In recent years there has been increased interest in the broad areas of micro- and nano-technology due to the potential to create materials with unique properties which were previously unattainable. One area of special interest has been the use of nanoparticles such as nanoclays, nanofibers and carbon nanotubes and microscale carbonyl iron particles. Nanoclays and nanofibers have received attention due to their ability to be incorporated into polymer matrices and impart functionality such as electrical conductivity, increased tensile strength and modulus, and a reduction of gas and moisture permeability at much lower particle loadings when compared to traditional fillers such as carbon black and glass fibers. The addition of these nanoparticles also has a significant effect on the rheological properties of the composite. The rheological behavior of polystyrene/nanoclay composites under steady state shear flow and polystyrene/carbon nanofiber composites under transient shear and uniaxial extension is investigated. A constitutive model is developed that is capable of predicting the shear and extensional rheology of both types of composites and predicts orientation changes to the nanoparticles due to flow. The model is validated through comparison to the experimental rheological measurements of both composite types and experimental measurements of carbon nanofiber orientation in the polystyrene/carbon nanofiber composites under uniaxial extension.

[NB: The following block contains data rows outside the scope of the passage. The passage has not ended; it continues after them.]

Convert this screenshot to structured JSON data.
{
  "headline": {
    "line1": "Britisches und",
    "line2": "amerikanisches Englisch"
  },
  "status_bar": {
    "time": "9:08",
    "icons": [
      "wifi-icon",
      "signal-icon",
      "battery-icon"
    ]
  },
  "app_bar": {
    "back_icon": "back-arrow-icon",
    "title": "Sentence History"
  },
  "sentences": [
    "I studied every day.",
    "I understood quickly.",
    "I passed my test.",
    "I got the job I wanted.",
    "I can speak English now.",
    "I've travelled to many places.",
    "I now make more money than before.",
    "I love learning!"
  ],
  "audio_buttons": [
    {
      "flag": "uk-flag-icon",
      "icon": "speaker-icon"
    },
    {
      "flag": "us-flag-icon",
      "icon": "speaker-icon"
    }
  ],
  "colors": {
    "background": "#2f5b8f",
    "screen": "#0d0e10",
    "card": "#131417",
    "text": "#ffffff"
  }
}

The addition of magnetizable carbonyl iron particles to a non-magnetizable carrier fluid has been done to create a smart fluid, known as a magnetorheological fluid, whose rheological properties can be modified through the application of a magnetic field. This added functionality is being utilized in applications such as shock absorbers, dampers, brakes, and clutches. The use of these fluids in engineering applications requires rheological models capable of capturing their complex flow behavior under various flow conditions. The rheological behavior of four magnetorheological fluids were characterized under steady state shear and small amplitude oscillatory shear flow in order to quantify the effects of carrier fluid viscosity and particle size. A constitutive model is developed to predict the shear flow response of the MR fluids which accounts for hydrodynamic forces and the magnetic effects on the carbonyl iron particles. The model is validated through comparison with the experimentally measured data.
Carbon nanotubes have tremendous potential to be used in a wide range of applications because their tensile strength, electrical conductivity and thermal conductivity are among the greatest of all known materials. The performance properties currently achieved in macroscopic assemblies of CNTs are significantly less than those of individual nanotubes and are highly dependant upon processing conditions. There is a need to understand the principals controlling the behavior of carbon nanotube assemblies in order to realize the full potential of these materials and create marketable products. Several different properties of CNTs and CNT structures were measured in an attempt to identify the significant differences which result in the observed behaviors.